Increasing User Conversion
Churn is at the core of conversion, and that philosophy guides the entire decision-making process at a business. Today, when people do churn analysis, they only look at the persona and that step of the funnel. Every user that didn’t convert is revenue lost right in front of their eyes.
However, analyzing where the churn is happening is critical because that helps to identify where you need to improve operations, adjust provision supply, or do offline marketing.
Between when a user opens the app to when they finally make a payment for their order, there are a large number of steps that occur in between within the app.
To book a ride:
Enter destination → Searching the nearest bike → Selecting the bike → Starting the trip.
To order food:
Select cuisine → Select restaurant → Select the dish → Checkout → Make payment.
For example, a grocery company that we are working with realized that people were churning out from the ordering process once they saw the SLAs and realized they could get better SLAs somewhere else! When we plotted the churn data, we noticed some high-density clusters in some specific cities, and the team started focusing on provisioning more delivery partners in those areas.
Increasing User Retention
After converting a single user, how do you ensure repeatability and retention? After all, we all know that retention is one of the most important metrics for a company as it ensures consistent revenue. But with more and more competition and increased choices available to users, one can switch apps at the tap of a button — something that makes retention tougher.

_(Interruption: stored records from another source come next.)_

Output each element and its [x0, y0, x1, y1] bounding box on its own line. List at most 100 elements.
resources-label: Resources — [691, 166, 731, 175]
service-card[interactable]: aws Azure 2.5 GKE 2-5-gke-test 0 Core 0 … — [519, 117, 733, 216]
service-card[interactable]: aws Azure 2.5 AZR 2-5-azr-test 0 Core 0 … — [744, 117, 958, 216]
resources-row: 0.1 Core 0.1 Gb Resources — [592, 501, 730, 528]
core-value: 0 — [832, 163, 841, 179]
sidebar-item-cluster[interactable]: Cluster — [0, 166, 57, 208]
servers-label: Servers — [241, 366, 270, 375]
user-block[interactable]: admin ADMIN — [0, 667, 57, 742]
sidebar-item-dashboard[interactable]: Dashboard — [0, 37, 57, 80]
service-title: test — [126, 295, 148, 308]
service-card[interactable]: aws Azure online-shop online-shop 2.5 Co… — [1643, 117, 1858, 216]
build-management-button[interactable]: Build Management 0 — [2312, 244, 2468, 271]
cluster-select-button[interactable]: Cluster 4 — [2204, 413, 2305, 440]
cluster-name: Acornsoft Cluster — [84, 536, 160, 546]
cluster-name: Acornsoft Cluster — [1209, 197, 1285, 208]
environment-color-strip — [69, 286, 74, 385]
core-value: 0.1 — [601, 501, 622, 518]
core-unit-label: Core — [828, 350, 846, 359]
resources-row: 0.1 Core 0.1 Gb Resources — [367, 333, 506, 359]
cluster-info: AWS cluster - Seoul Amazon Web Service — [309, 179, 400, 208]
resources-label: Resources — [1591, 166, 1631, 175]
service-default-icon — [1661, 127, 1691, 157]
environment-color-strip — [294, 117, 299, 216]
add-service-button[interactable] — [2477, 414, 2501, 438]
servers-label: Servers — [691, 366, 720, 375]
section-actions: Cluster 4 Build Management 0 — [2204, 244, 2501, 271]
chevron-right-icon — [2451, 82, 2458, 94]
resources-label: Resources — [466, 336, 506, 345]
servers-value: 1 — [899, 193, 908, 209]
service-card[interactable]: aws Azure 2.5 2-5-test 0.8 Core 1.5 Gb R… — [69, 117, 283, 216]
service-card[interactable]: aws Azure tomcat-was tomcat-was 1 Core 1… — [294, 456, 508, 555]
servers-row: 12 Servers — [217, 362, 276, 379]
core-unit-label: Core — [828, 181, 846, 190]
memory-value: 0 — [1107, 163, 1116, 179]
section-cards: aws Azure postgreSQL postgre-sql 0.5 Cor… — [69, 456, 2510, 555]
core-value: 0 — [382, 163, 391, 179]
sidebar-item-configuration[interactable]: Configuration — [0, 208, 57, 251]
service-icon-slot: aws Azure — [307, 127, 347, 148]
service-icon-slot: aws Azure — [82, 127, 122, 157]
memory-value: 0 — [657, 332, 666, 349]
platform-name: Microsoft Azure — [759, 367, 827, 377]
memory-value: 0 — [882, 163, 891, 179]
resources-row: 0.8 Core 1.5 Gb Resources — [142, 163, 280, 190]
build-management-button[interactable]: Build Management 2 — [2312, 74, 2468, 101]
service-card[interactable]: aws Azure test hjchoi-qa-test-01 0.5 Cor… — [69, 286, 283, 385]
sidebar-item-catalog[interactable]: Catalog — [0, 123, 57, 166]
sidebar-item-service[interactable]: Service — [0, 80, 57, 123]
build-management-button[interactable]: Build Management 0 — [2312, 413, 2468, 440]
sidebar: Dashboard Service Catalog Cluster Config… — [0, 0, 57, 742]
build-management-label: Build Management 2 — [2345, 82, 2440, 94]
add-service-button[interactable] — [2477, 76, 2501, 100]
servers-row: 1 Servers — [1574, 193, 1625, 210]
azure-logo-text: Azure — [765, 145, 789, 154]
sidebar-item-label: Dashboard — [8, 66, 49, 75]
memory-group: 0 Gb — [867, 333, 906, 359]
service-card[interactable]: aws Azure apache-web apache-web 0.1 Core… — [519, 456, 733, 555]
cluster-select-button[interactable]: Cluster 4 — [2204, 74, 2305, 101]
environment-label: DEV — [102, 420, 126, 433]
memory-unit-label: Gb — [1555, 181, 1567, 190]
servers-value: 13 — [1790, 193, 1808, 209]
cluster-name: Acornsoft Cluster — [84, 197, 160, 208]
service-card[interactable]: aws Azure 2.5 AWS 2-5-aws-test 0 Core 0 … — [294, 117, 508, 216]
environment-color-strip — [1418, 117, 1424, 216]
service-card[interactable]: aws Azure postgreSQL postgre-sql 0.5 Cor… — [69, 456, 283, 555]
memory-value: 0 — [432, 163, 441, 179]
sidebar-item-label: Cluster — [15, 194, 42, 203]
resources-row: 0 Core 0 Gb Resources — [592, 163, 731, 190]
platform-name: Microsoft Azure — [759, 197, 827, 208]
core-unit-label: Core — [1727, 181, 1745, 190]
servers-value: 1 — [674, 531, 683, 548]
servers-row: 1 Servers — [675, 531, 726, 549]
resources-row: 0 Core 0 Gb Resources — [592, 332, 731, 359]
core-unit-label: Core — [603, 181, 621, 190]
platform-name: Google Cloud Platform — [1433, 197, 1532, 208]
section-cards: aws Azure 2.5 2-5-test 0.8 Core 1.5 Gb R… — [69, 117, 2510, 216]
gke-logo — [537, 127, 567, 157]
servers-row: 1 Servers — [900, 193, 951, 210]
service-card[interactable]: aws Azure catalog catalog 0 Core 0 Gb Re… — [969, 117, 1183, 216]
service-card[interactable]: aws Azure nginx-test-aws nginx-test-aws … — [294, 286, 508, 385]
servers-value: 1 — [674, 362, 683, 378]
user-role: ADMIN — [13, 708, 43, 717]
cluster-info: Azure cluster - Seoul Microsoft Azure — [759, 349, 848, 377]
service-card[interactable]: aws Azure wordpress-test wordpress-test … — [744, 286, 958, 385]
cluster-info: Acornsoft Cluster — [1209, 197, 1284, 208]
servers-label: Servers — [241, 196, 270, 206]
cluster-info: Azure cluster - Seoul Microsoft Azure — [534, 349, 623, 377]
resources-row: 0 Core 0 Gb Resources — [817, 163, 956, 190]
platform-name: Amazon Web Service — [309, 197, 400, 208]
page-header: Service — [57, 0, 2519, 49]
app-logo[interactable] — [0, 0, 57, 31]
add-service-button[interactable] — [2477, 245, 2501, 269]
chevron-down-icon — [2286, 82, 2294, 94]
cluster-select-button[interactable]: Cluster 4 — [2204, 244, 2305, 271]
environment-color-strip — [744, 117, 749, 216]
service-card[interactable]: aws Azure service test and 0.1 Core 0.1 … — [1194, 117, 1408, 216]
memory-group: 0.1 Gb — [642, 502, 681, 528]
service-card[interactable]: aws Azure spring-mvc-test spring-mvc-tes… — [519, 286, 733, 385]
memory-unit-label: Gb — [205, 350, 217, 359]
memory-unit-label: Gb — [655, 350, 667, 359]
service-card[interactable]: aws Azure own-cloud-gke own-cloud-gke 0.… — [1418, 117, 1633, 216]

Location can help in retaining users as well as pushing very targeted promotions based on the user’s location and behavior.
For example, if you are a micro-mobility company who has just discovered that college students traveling from the campus are your power users, you might consider subsidizing those routes to incentivize them!
This is a form of out-of-home (OOH) advertising. It is a popular marketing strategy to nurture and retain your users, and the success of this strategy depends on the right messaging and the location.
How Can You Use This Location Data?
Web marketers use Google Analytics to understand the health of their web page and to leverage user behavior to make strategic decisions. Similarly, a lot of companies are on the lookout for any SaaS tool that can help businesses with on-ground operations to leverage location data and make decisions on a hyperlocal scale.
Companies sometimes try to build these tools internally, but the dashboards are often not customizable, and this requires a lot of effort and time from the engineering teams. A tool that could help business teams make quick, strategic decisions without having to wait for answers to their queries from the Data Science teams could help businesses grow.
How can you improve in the discussed areas using location analytics?
1. Acquisition
Demand mapping lets you analyze the search results, user behavior patterns, and their geographic spread by running your collected location data through analyses. Growth heads can use these insights to identify which areas have gone untapped for the business in different categories.
2. Conversion
Churn analysis helps you track how, why, and where users who open the app end up not converting into paying customers. Whether you need to open a vehicle station hub to provide more stations or call the manager of the restaurant with the highest prep time or do some offline events — the decision is yours.
3. Retention
What if you knew exactly when and where to shoot offline advertisements to increase user retention, all derived from your location data? Workflow modules help companies to send very targeted geo-promotions to their users or get alerts in case their KPIs observe anomalies.